LE Rcd, Rassemblement Congolais pour la Démocratie, a procédé à un nouvel amendement de ses textes
fondateurs, à savoir le Protocole d’accord signé au tout début de la guerre le 1er août 1998. La nouvelle
mouture adoptée et publiée le 3 novembre à Goma faisait suite aux changements intervenus à la tête du
mouvement avec la démission le 29 octobre en bloc du praesidium du Rcd (le président, Dr Émile Ilunga
Kalambo et ses adjoints, le commandant Jean-Pierre Ondekane et Me Moïse Nyarugabo, 1er et 2ème adjoints.)
La nouvelle structure réhabilite partiellement le schéma vertical de l’époque Wamba donnant cependant
cette fois plus de pouvoirs au président du Mouvement puisque le nouveau président, Dr Adolphe Onosumba
Yemba, chef du département des Relations extérieures à sa nomination, est le chef de
l’Exécutif comme le fut Dr Ilunga Kalambo mais si le nouveau préside la
réunion de l’organe exécutif du Mouvement, à savoir le Comité Exécutif, il ne le fait qu’une fois par mois se
chargeant pour principalement des tâches de
construction du Mouvement, d’implantation de celui-ci dans le pays, de mobilisation des masses, de l’armée
et de la diplomatie. Les principaux pouvoirs de l’Exécutif sont confiés au Secrétaire général du
Rcd, Me Ruberwa Manya Azarias, Coordonnateur de l’exécutif
(comme lors des “années” Lunda Bululu.) Chef adjoint du département des Relations extérieures à sa
nomination, Me Ruberwa assiste, selon le prescrit, le président du Rcd dans la tâche de conduire le
Mouvement. Il assure la gestion courante du Comité Exécutif mais tient le président du Rcd pleinement
informé de la bonne marche des activités de cet
organe. Le président du Rcd préside le Conseil supérieur de l’Armée, nouvel organe créé le 3
novembre. Celui-ci est l’organe suprême de l’armée et remplace le Haut commandement militaire (alors présidé
par le commandant Ondekane.)
Rude débat démocratique. Le président du Rcd est Commandant Suprême de l’Armée, au terme du Protocole
d’accord amendé. Siègent dans ce conseil outre le président du Rcd, le Secrétaire général du
Rcd, le Chef du département ayant la Sécurité dans ses
attributions ainsi que son collègue ayant en charge les Activités militaires. Sont aussi membres de cet
organe: le Chef d’état-Major général et ses deux adjoints, le Coordonnateur national de la Police et
son adjoint ainsi que l’Auditeur général de l’Armée.

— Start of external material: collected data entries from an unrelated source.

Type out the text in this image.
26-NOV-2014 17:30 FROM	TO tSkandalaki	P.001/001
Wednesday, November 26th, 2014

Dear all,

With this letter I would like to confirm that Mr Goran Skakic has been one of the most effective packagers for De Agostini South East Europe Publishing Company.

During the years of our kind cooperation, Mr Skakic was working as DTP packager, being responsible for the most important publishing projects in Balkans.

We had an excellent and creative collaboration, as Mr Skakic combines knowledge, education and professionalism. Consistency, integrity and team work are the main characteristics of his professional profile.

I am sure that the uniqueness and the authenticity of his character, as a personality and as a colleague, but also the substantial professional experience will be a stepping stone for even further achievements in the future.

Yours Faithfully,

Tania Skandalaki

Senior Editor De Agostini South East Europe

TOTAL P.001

Innovation : le Bureau politique cède la place à un Conseil Politique. Celui-ci est composé des membres
fondateurs du Rcd, des présidents provinciaux (gouverneurs des provinces totalement ou partiellement
libérées), des secrétaires permanents du Rcd en province, des représentants des provinces à raison de
quatre par province entièrement libérée, trois par
province partiellement libérée et deux par province non encore libérée. À l’issue de la session d’octobre,
les structures du Rcd se présentent comme suit : 1. le Congrès; 2. le Collège des Fondateurs; 3. le Conseil
Politique; 4. le Comité Exécutif; 5. le Conseil Supérieur de l’Armée. Les changements d’octobre ont surpris par
leur ampleur. Ils étaient pourtant attendus. Depuis plusieurs mois, le mouvement était plongé dans un
débat de leadership, de vision, de visibilité qui bloquait son fonctionnement et le déjugeait vis-à-vis
de l’opinion. Quelques mois auparavant, le Comité Exécutif quasi unanime, avait initié une pétition
contre la présidence du Mouvement. La rupture fut évitée in extremis après que des alliés régionaux
eurent discrètement recommandé la modération mais personne ne put éviter la fuite dans les médias. À
tout prendre, la direction du Rcd n’était pas tenue.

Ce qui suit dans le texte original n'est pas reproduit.